Schutzgut Klima und Luft

  • geringe und kleinräumige Veränderungen der Temperatur sowie der Luftfeuchtigkeit sind in den Bereichen des Speichersees Toinig, beim Ausgleichsbecken und an den Tunnelportalen möglich.
  • Während der Bauphase kann das Schutzgut Luft durch den Baustellenverkehr sowie durch Bagger- und Tunnelarbeiten belastet werden. Emissionsmindernde Maßnahmen wie die Befeuchtung von unbefestigten Verkehrsflächen und die schnelle Rekultivierung von offenen Bodenbereichen garantieren aber die Einhaltung der gesetzlichen Grenzwerte.

Schutzgut Landschaft

  • Die landschaftliche Charakteristik wird vor allem im Bereich des Speicherteichs in Toinig und in Mitteldorf verändert. Durch Ausgleichsmaßnahmen werden diese Effekte aber minimiert.

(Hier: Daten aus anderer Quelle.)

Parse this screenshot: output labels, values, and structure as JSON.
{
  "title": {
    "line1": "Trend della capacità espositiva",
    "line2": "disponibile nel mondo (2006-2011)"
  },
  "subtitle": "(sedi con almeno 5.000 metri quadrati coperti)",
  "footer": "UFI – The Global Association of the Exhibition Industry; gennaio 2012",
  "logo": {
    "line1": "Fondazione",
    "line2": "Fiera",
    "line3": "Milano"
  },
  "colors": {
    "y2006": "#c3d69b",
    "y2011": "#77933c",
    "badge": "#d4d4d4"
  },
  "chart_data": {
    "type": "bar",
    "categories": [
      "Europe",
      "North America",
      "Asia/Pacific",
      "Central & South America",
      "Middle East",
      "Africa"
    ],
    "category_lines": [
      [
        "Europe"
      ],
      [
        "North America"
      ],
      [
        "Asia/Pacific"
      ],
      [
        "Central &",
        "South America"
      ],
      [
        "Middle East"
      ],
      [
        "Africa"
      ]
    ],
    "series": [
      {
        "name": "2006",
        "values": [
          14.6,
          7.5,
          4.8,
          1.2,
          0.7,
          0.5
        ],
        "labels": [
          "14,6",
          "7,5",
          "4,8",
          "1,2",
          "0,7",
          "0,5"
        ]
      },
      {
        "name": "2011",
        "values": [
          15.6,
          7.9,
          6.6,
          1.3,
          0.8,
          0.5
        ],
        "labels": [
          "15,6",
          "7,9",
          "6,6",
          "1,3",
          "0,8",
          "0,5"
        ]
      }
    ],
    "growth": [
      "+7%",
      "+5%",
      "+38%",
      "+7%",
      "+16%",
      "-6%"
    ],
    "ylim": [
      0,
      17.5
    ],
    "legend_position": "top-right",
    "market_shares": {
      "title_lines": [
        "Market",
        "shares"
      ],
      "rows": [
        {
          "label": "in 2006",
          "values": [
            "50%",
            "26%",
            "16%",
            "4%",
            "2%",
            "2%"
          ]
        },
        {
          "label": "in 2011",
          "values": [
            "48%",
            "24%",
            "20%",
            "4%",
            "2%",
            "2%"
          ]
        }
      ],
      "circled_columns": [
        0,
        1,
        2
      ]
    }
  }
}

Schutzgut Sach- und Kulturgüter

  • Auf Sachgüter sind keine bis geringe Auswirkungen zu erwarten. Geringfügige Verkehrsverzögerungen sind möglich.
  • Das Virgental stellt eine durch Landwirtschaft geprägte Kulturlandschaft dar und ist zudem eine bedeutende archäologische Fundregion. Die Auswirkungen auf Bau,- Klein- und Bodendenkmäler können bei Umsetzung der vorgeschlagenen Maßnahmen als gering eingestuft werden.

Schutzgüterübergreifende Wirkung

  • Lärm: Die Lärmbelastung wurde in einem Gutachten als mäßig eingeschätzt. Auf der südlichen Talseite wird die Belastung für einige Weiler stärker sein.
  • Erschütterungen: Auch hier wurde eine Begutachtung vorgenommen. Mithilfe von Maßnahmen zur Minderung, Beweissicherung und Kontrolle werden die festgelegten Richtlinien eingehalten.
  • Lawinen: Während der Bau- und Betriebsphase werden technische Maßnahmen für den Lawinenschutz umgesetzt.